Gold Price Fundamental Forecast: Neutral
- Gold prices[1] rose on Fed as falling yields increased its appeal as an anti-fiat asset
- Recession signals from the US offer a bearish medium-term XAU/USD outlook
- Near-term gold outlook neutral: eyes US GDP, Fed’s preferred inflation gauge
Trade all the major global economic data live and interactive at the DailyFX Webinars[2]. We’d love to have you along.
Gold prices accelerated this past week, enjoying the best 5-day performance since the end of January, rallying as much as 0.82%. Some may point to the commodity’s supposed haven-linked status for its performance, especially after the S&P 500[3] wiped out all of its gains for the week on Friday. A closer look reveals a slightly different picture that instead, highlights gold as an anti-fiat asset.

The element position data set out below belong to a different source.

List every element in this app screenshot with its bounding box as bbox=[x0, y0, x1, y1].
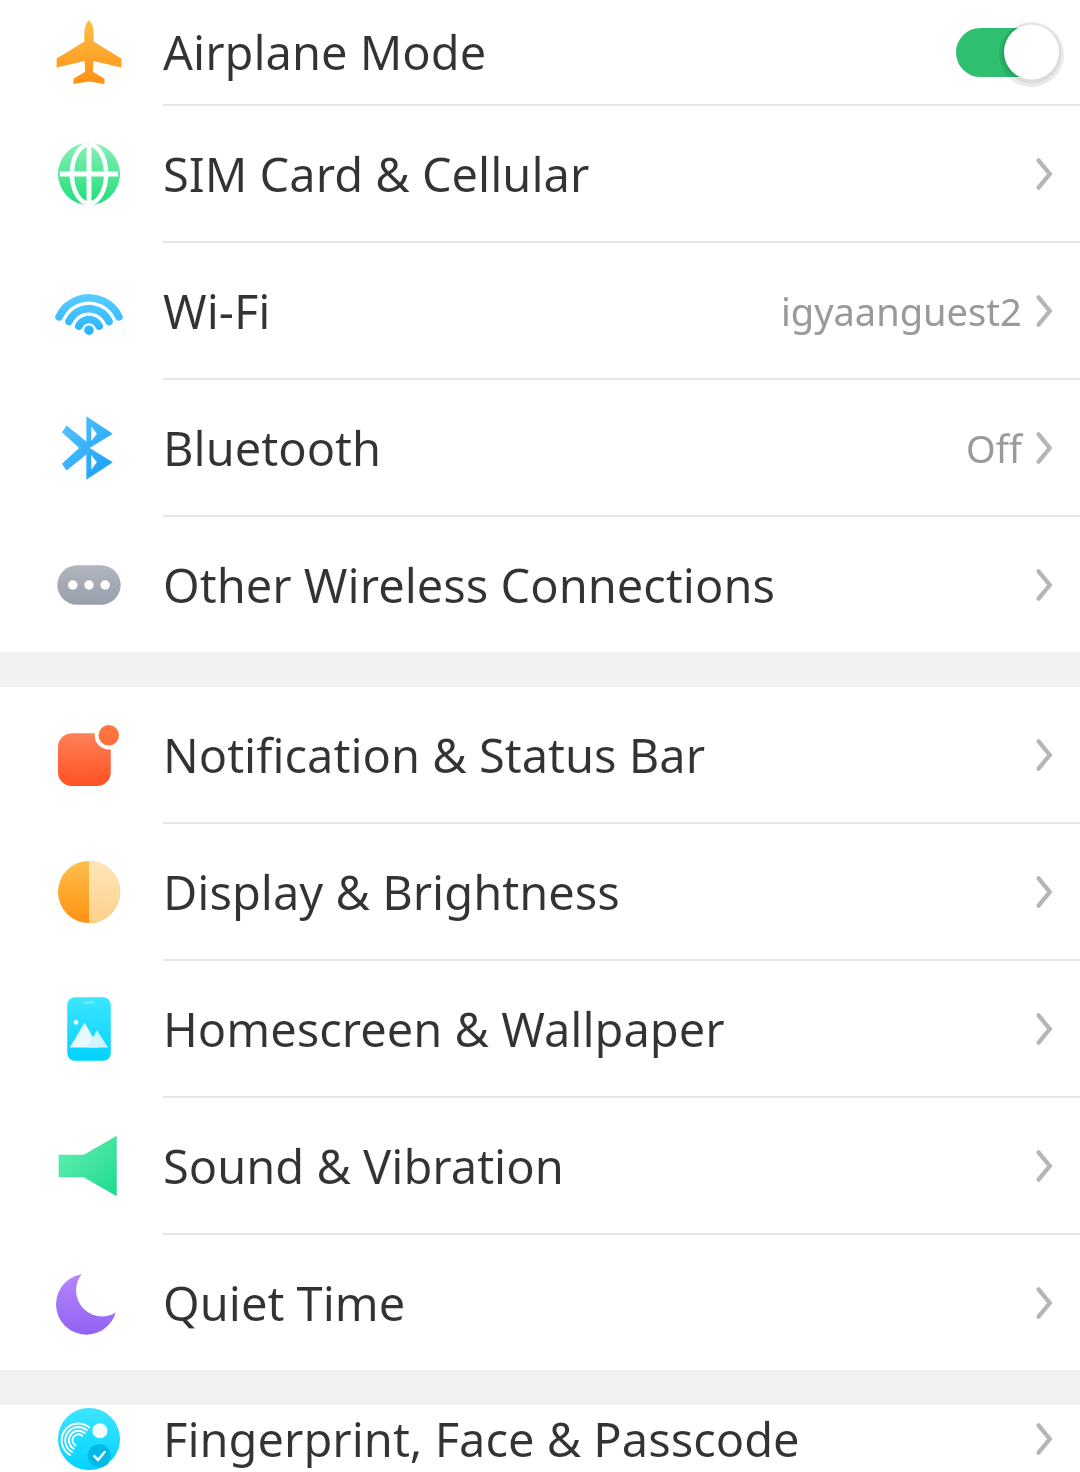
button[interactable]: Bluetooth bbox=[0, 380, 1080, 515]
staticText: Sound & Vibration bbox=[163, 1134, 1036, 1198]
staticText: Quiet Time bbox=[163, 1271, 1036, 1335]
button[interactable]: Sound & Vibration bbox=[0, 1098, 1080, 1233]
staticText: igyaanguest2 bbox=[781, 285, 1022, 337]
staticText: Notification & Status Bar bbox=[163, 723, 1036, 787]
button[interactable]: Other Wireless Connections bbox=[0, 517, 1080, 652]
button[interactable]: Airplane Mode bbox=[0, 0, 1080, 104]
button[interactable]: Wi-Fi bbox=[0, 243, 1080, 378]
staticText: Off bbox=[966, 422, 1022, 474]
button[interactable]: Quiet Time bbox=[0, 1235, 1080, 1370]
button[interactable]: Fingerprint, Face & Passcode bbox=[0, 1405, 1080, 1472]
staticText: Fingerprint, Face & Passcode bbox=[163, 1407, 1036, 1471]
button[interactable]: Homescreen & Wallpaper bbox=[0, 961, 1080, 1096]
staticText: Wi-Fi bbox=[163, 279, 781, 343]
staticText: Display & Brightness bbox=[163, 860, 1036, 924]
staticText: SIM Card & Cellular bbox=[163, 142, 1036, 206]
staticText: Other Wireless Connections bbox=[163, 553, 1036, 617]
button[interactable]: Display & Brightness bbox=[0, 824, 1080, 959]
button[interactable]: Airplane Mode toggle, on bbox=[956, 23, 1060, 81]
button[interactable]: SIM Card & Cellular bbox=[0, 106, 1080, 241]
staticText: Airplane Mode bbox=[163, 20, 956, 84]
staticText: Bluetooth bbox=[163, 416, 966, 480]
staticText: Homescreen & Wallpaper bbox=[163, 997, 1036, 1061]
button[interactable]: Notification & Status Bar bbox=[0, 687, 1080, 822]
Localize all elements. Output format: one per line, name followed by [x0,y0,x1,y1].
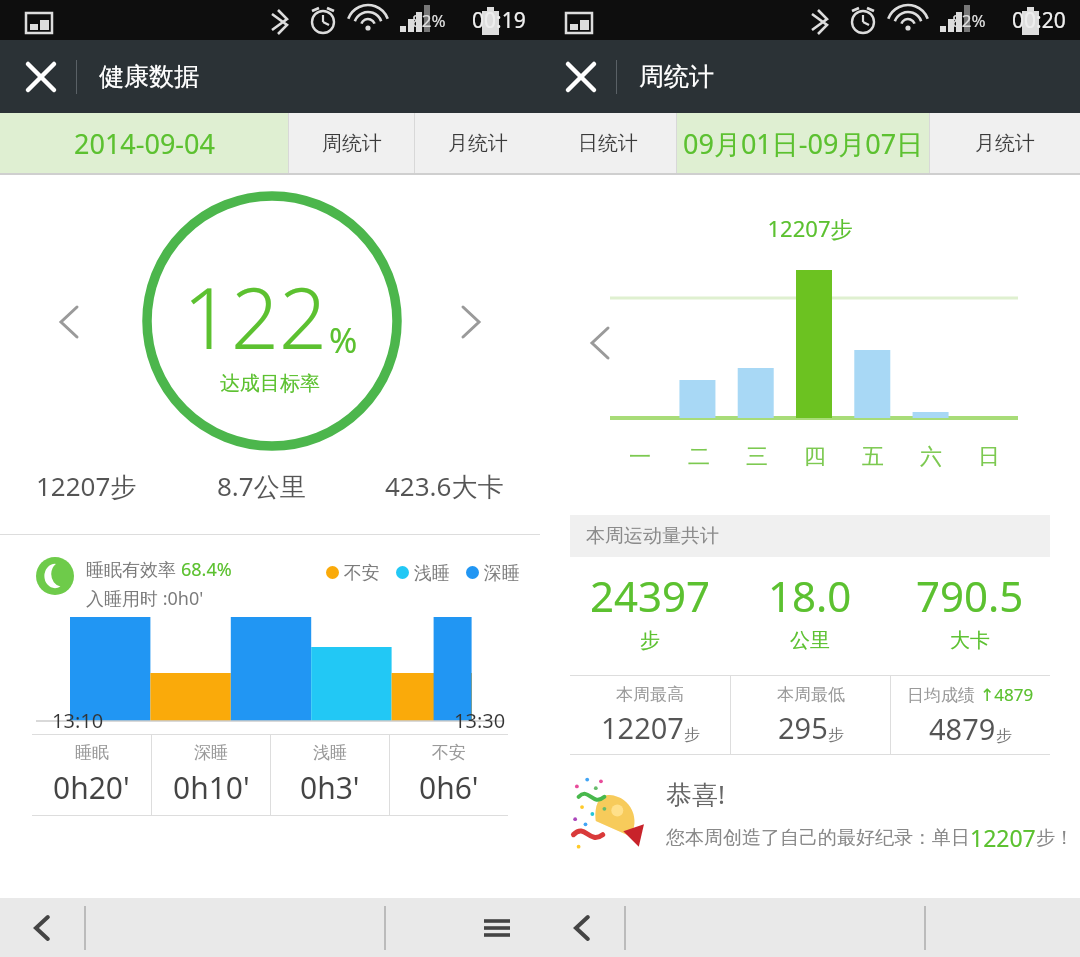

Looking at the chart below, the gap between US 3-month and 10-year government bond yields turned negative for the first time since 2007. This is a closely watched section of the yield curve for recession signals. In fact, the gap had already been significantly narrowing since the plunge in equities towards the end of last year. This is also despite the +20% rise in the US benchmark stock index since January.
On a short-term basis, there tends to be a very close positive correlation between that and the S&P 500. So it is quite easy to come to the conclusion that gold is necessarily a safe haven. Rather, it should be noted that the commodity has no interest-bearing qualities. As such, when yields fall (the return on cash) gold tends to become relatively more attractive and vice versa.